In 1977, a group of Black feminist lesbians known as the Combahee River Collective met together to discuss, understand, and develop a consciousness for Black women to engage in politics. Identifying the place of Black women within the historical reality as “a continuous life-and-death struggle for survival and liberation,” these revolutionary thinkers developed the renowned “Combahee River Collective Statement.” The entire declaration is a powerful document, but one line in particular would mark the hearts and minds of generations to come: “If Black women were free, it would mean that everyone else would have to be free since our freedom would necessitate the destruction of all the systems of oppression.”
This statement inspired the Institute of Contemporary Art in San Francisco’s upcoming exhibition “Resting Our Eyes.” On view through June 25, it focuses on the liberation and celebration of Black women in positions of leisure. With 20 multigenerational Black artists, including Lorna Simpson and Simone Leigh, the show invites viewers to see Black women in expressions of freedom.
“We knew that we wanted to tell the stories, the significance, the history, and the revolutionary act of prioritizing leisure and expression through adornment. We were looking for works that exemplified this visual vocabulary,” says Autumn Breon, who co-curated the exhibition with
Tahirah Rasheed. Breon and Rasheed are Black feminists who use abolition as a framework for imagining new systems within the art world. In fact, the two met through Wide Awakes, an artists collective that wants to rescue democracy with art and was founded by artist Hank Willis Thomas and the organization For Freedoms, among others. (Thomas’s work, as well as that of his mother, Deborah Willis, is featured in the ICA exhibition.) “Seeing how Autumn adorned herself, I saw myself in her,” says Rasheed. “We both come from abolitionist practices, in which this show was done. It is this care and attention that we want to model for others.”
“Autumn and Tahirah have done something that is really hard to achieve in a curatorial practice,” notes ICA SF director Ali Gass. “They have a very serious and impactful political narrative that is being told through the language of just visual pleasure and delight. As you spend time with this exhibition, I think you will understand the power of Black women’s liberation that they are asking you to consider.”
What does a Black woman’s freedom look like? It is the sparkle that reflects across the gems adorned by a woman with her dancing shoes on in Mickalene Thomas’s Love’s Been Good to Me #2. It is a daughter learning to find power by trying her mother’s lipstick in Carrie Mae Weems’s Untitled (Woman and Daughter With Make-up).

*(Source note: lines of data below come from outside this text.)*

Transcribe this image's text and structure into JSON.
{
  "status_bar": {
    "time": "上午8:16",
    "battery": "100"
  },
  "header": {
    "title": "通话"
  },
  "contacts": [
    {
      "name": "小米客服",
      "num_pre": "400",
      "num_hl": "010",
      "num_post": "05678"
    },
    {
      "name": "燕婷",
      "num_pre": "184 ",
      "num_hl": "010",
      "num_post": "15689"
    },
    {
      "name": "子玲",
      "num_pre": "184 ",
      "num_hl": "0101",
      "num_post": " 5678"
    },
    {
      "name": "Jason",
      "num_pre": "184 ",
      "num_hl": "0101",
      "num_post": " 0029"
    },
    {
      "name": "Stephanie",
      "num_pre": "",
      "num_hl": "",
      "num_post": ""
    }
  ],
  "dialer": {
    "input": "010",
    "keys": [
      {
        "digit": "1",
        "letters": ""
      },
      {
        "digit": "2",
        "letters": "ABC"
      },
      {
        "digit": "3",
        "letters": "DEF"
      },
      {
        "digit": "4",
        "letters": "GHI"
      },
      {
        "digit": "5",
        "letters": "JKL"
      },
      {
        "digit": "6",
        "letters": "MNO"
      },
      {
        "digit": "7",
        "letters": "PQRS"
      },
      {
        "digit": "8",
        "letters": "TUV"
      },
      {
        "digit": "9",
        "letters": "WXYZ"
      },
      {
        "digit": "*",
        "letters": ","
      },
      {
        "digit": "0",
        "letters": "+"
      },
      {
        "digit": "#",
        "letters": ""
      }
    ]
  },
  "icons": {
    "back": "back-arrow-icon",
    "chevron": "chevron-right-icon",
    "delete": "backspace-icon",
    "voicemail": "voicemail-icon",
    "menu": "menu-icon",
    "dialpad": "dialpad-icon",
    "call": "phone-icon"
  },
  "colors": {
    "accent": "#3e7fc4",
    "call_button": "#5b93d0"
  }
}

It is blue tambourines that mimic a dream state — its pulse like a foot stomp, a hip thrust, a heartbeat — in Lava Thomas’s Clouds of Joy. It is the reclining nude of Alison Saar’s Set to Simmer. A body that is horizontal, confident and daring. A body that can finally be at rest.
Mickalene Thomas, Love’s Been Good to Me #2, 2010
There may not be a more prolific artist whose work depicts Black women in repose than Mickalene Thomas. Her celebrated paintings center everyday Black women in elevated states of leisure, pleasure, and desire — looking for moments of celebration beyond our harbored trauma. These works are often larger than life, composed of colorful rhinestones and diverse yet harmonious patterns. They present the Black woman as a subject who is glamorous and assured, sexy and free, as in Love’s Been Good to Me #2. Rest comes in many forms, and the convergence of intimacy, beauty, identity, and desire is an invaluable setting of repose.
“Rest is self-care, to have the privilege of luxuriating at any moment and be comfortable in my own being. It allows me to focus on the notion of leisure and relaxation as an elevated state of pleasure that we all must ascertain,” says Thomas. “Rest is a radical act for Black women, who are known to be the caretakers of others. I envision a world where Black women are being taken care of fully.”